I got flowers!
Red roses and calla lilies, my two favorites. I want a mix of these at my wedding somehow. And some baby’s breath and Queen Anne’s lace.
I just had to put up pictures because they are so pretty.
I also got a Seiko watch. I have wanted a watch for a long time. Also from my boyfriend.
I can’t believe he gets home so soon. This has been a very, very hard year.
I just can’t wait until he gets here and then for Spring and our life together.
I wish I had more money to buy gifts for others! I haven’t even gotten my boyfriend anything! I love buying gifts for other people. I need to make him a little something before he gets home. I made my mom a tea towel with a golden retriever cut out of different fabrics and sewed on (a crafty project – it looks nicer than it sounds, I promise!), and I am giving my youngest sister these gorgeous espadrilles that I have only worn once and that cost $80 (because I can’t wear them anymore). That leaves my other sister and my dad. I gave my boyfriend’s mom a towel similar to my mom’s but with an elk on it. I can’t wait for the day when I have a job and can buy good gifts for everyone! I have so many ideas! But we always all exchange little somethings because its fun.
Feels like Christmas has begun. My grandparents arrived at my parents’ house to stay yesterday. I am still trying not to be a Scrooge and I’m finding that forced positivity is actually translating into real positivity.
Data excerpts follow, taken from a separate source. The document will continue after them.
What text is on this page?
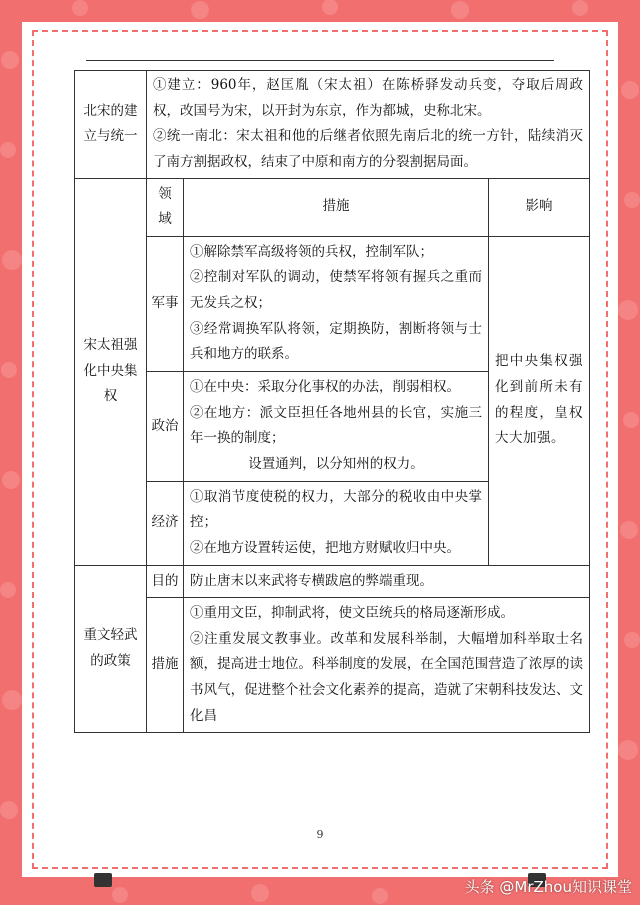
北宋的建立与统一	①建立：960年，赵匡胤（宋太祖）在陈桥驿发动兵变，夺取后周政权，改国号为宋，以开封为东京，作为都城，史称北宋。

②统一南北：宋太祖和他的后继者依照先南后北的统一方针，陆续消灭了南方割据政权，结束了中原和南方的分裂割据局面。		

宋太祖强化中央集权	领域	措施	影响
	军事	①解除禁军高级将领的兵权，控制军队；

②控制对军队的调动，使禁军将领有握兵之重而无发兵之权；

③经常调换军队将领，定期换防，割断将领与士兵和地方的联系。	把中央集权强化到前所未有的程度，皇权大大加强。
	政治	①在中央：采取分化事权的办法，削弱相权。

②在地方：派文臣担任各地州县的长官，实施三年一换的制度；

设置通判，以分知州的权力。	

	经济	①取消节度使税的权力，大部分的税收由中央掌控；

②在地方设置转运使，把地方财赋收归中央。	

重文轻武的政策	目的	防止唐末以来武将专横跋扈的弊端重现。	
	措施	①重用文臣，抑制武将，使文臣统兵的格局逐渐形成。

②注重发展文教事业。改革和发展科举制，大幅增加科举取士名额，提高进士地位。科举制度的发展，在全国范围营造了浓厚的读书风气，促进整个社会文化素养的提高，造就了宋朝科技发达、文化昌	

9
头条 @MrZhou知识课堂
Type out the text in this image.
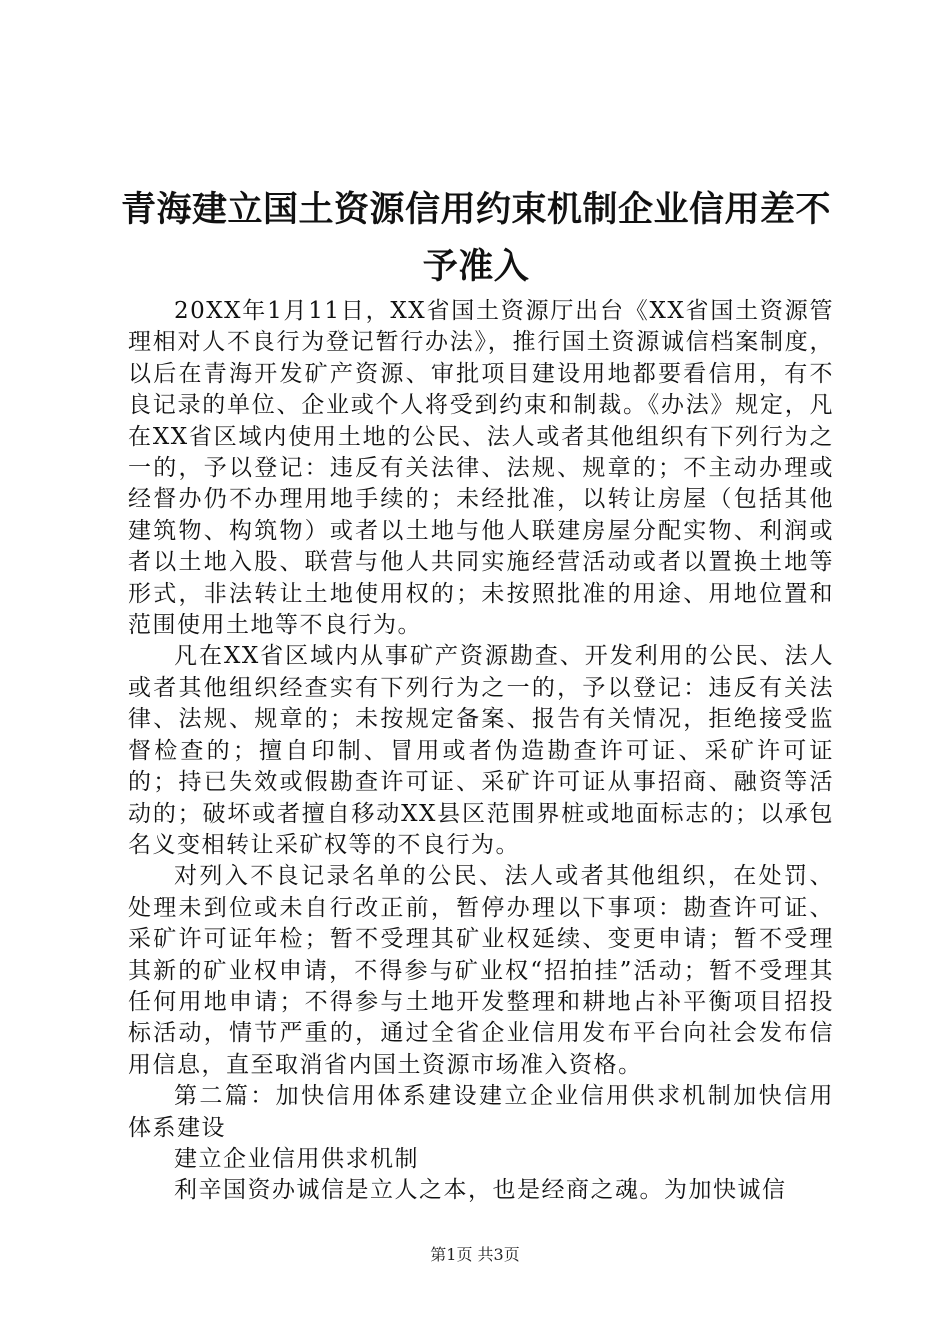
青海建立国土资源信用约束机制企业信用差不予准入

20XX年1月11日，XX省国土资源厅出台《XX省国土资源管理相对人不良行为登记暂行办法》，推行国土资源诚信档案制度，以后在青海开发矿产资源、审批项目建设用地都要看信用，有不良记录的单位、企业或个人将受到约束和制裁。《办法》规定，凡在XX省区域内使用土地的公民、法人或者其他组织有下列行为之一的，予以登记：违反有关法律、法规、规章的；不主动办理或经督办仍不办理用地手续的；未经批准，以转让房屋（包括其他建筑物、构筑物）或者以土地与他人联建房屋分配实物、利润或者以土地入股、联营与他人共同实施经营活动或者以置换土地等形式，非法转让土地使用权的；未按照批准的用途、用地位置和范围使用土地等不良行为。

凡在XX省区域内从事矿产资源勘查、开发利用的公民、法人或者其他组织经查实有下列行为之一的，予以登记：违反有关法律、法规、规章的；未按规定备案、报告有关情况，拒绝接受监督检查的；擅自印制、冒用或者伪造勘查许可证、采矿许可证的；持已失效或假勘查许可证、采矿许可证从事招商、融资等活动的；破坏或者擅自移动XX县区范围界桩或地面标志的；以承包名义变相转让采矿权等的不良行为。

对列入不良记录名单的公民、法人或者其他组织，在处罚、处理未到位或未自行改正前，暂停办理以下事项：勘查许可证、采矿许可证年检；暂不受理其矿业权延续、变更申请；暂不受理其新的矿业权申请，不得参与矿业权“招拍挂”活动；暂不受理其任何用地申请；不得参与土地开发整理和耕地占补平衡项目招投标活动，情节严重的，通过全省企业信用发布平台向社会发布信用信息，直至取消省内国土资源市场准入资格。

第二篇：加快信用体系建设建立企业信用供求机制加快信用体系建设

建立企业信用供求机制

利辛国资办诚信是立人之本，也是经商之魂。为加快诚信

第1页 共3页
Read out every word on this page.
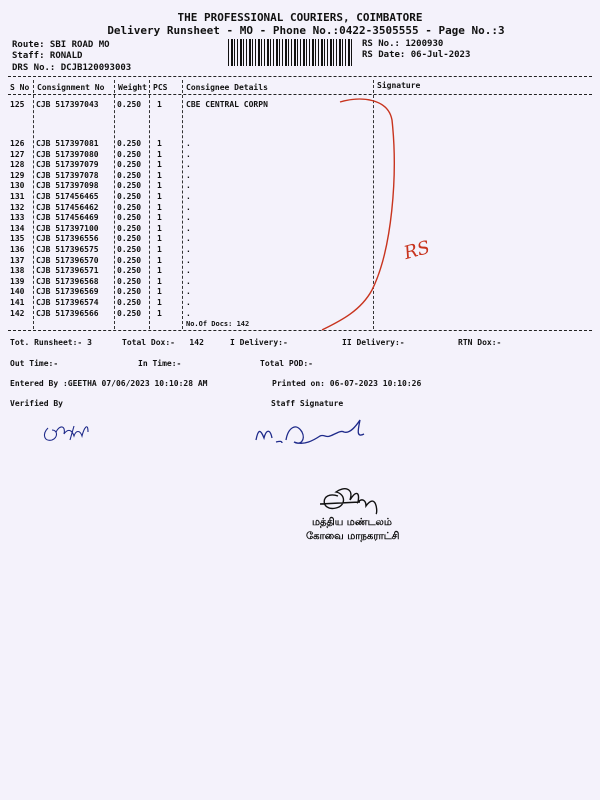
THE PROFESSIONAL COURIERS, COIMBATORE
Delivery Runsheet - MO - Phone No.:0422-3505555 - Page No.:3
Route: SBI ROAD MO
Staff: RONALD
DRS No.: DCJB120093003
RS No.: 1200930
RS Date: 06-Jul-2023
S No Consignment No Weight PCS Consignee Details	Signature
125 CJB 517397043 0.250 1	CBE CENTRAL CORPN
126 CJB 517397081 0.250 1	.
127 CJB 517397080 0.250 1	.
128 CJB 517397079 0.250 1	.
129 CJB 517397078 0.250 1	.
130 CJB 517397098 0.250 1	.
131 CJB 517456465 0.250 1	.
132 CJB 517456462 0.250 1	.
133 CJB 517456469 0.250 1	.
134 CJB 517397100 0.250 1	.
135 CJB 517396556 0.250 1	.
136 CJB 517396575 0.250 1	.
137 CJB 517396570 0.250 1	.
138 CJB 517396571 0.250 1	.
139 CJB 517396568 0.250 1	.
140 CJB 517396569 0.250 1	.
141 CJB 517396574 0.250 1	.
142 CJB 517396566 0.250 1	.
No.Of Docs: 142
Tot. Runsheet:- 3	Total Dox:-   142	I Delivery:-	II Delivery:-	RTN Dox:-
Out Time:-	In Time:-	Total POD:-
Entered By :GEETHA 07/06/2023 10:10:28 AM	Printed on: 06-07-2023 10:10:26
Verified By	Staff Signature
RS
மத்திய மண்டலம்
கோவை மாநகராட்சி
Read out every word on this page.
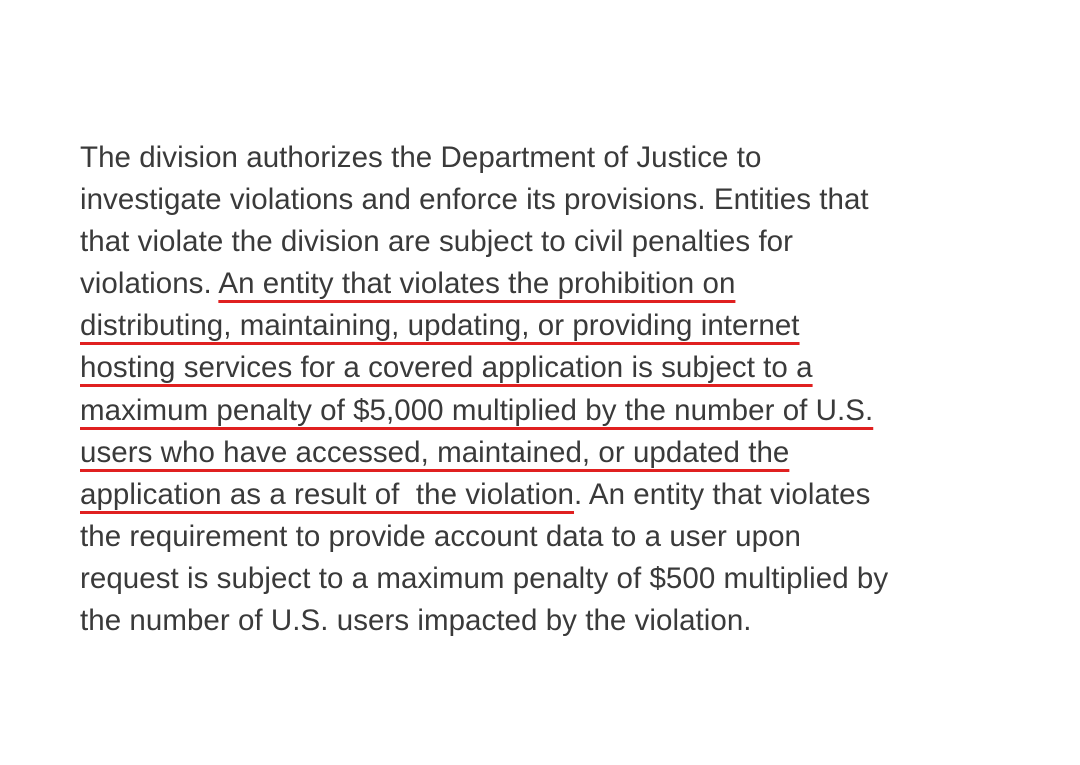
The division authorizes the Department of Justice to
investigate violations and enforce its provisions. Entities that
that violate the division are subject to civil penalties for
violations. An entity that violates the prohibition on
distributing, maintaining, updating, or providing internet
hosting services for a covered application is subject to a
maximum penalty of $5,000 multiplied by the number of U.S.
users who have accessed, maintained, or updated the
application as a result of  the violation. An entity that violates
the requirement to provide account data to a user upon
request is subject to a maximum penalty of $500 multiplied by
the number of U.S. users impacted by the violation.
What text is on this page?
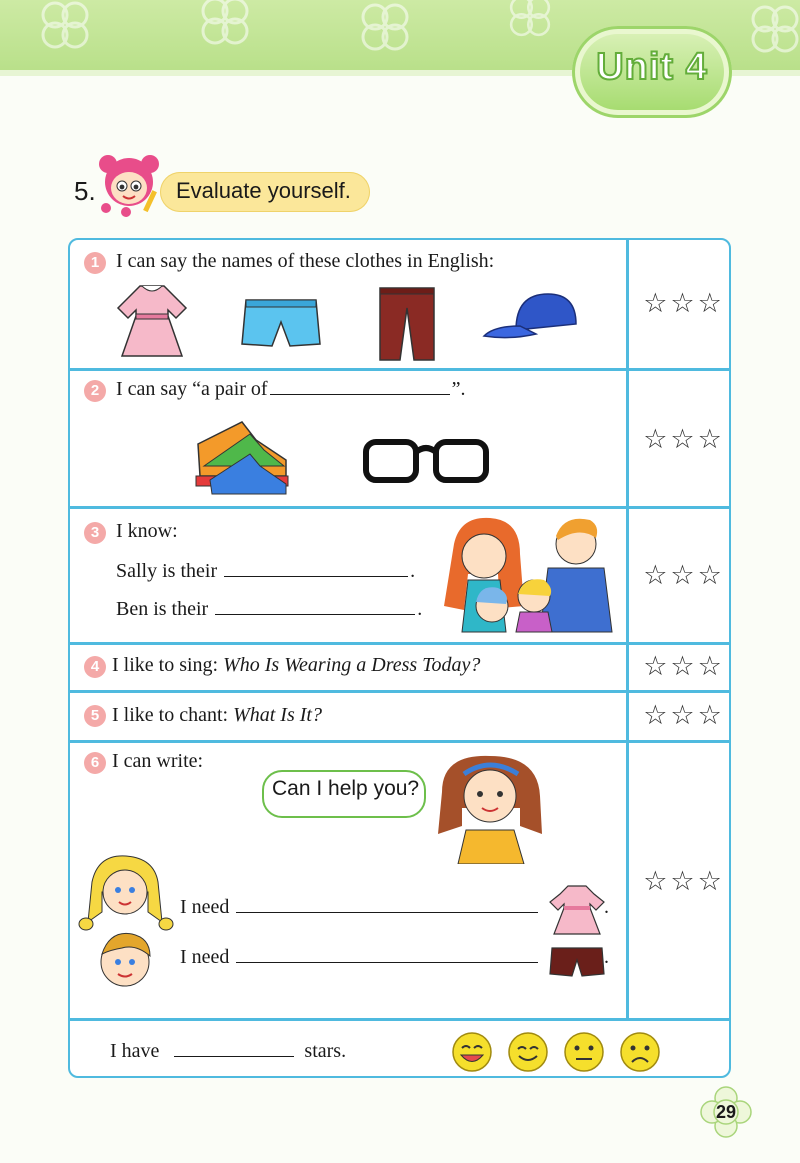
Unit 4
5.	Evaluate yourself.
1 I can say the names of these clothes in English:
☆☆☆
2 I can say “a pair of	”.
☆☆☆
3 I know:
Sally is their	.
Ben is their	.
☆☆☆
4 I like to sing: Who Is Wearing a Dress Today?	☆☆☆
5 I like to chant: What Is It?	☆☆☆
6 I can write:
Can I help you?
I need	.
I need	.
☆☆☆
I have	stars.
29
But I still have this nervousness about seeing certain people and about certain situations that really sucks. I guess if something makes me uncomfortable, I will just leave the room. I re-claimed my desk (dining room table) so that already feels better. I ain’t moving my stuff unless its dinnertime!
There is really so much to be excited about though. Just keeping positive.
I keep feeling this guilt lately when I feel joy. Like because of how I am, I am not allowed to feel joy or it is doing something wrong. It is a really sad thing to experience. I should get to feel joy no matter what I look like but I feel guilty regarding my family. Hard to explain. They confuse me so much.
But I do have joy. I am so excited about the Spring and B. coming home and things I am going to set up and that we are going to set up together.
I think JOY is one of my favorite words in the english language.
Do you have any favorite words? I also like “content”, “peace”, and probably some random ones that I just use a lot —> like “comparable”, “intellect”, and “applicable”.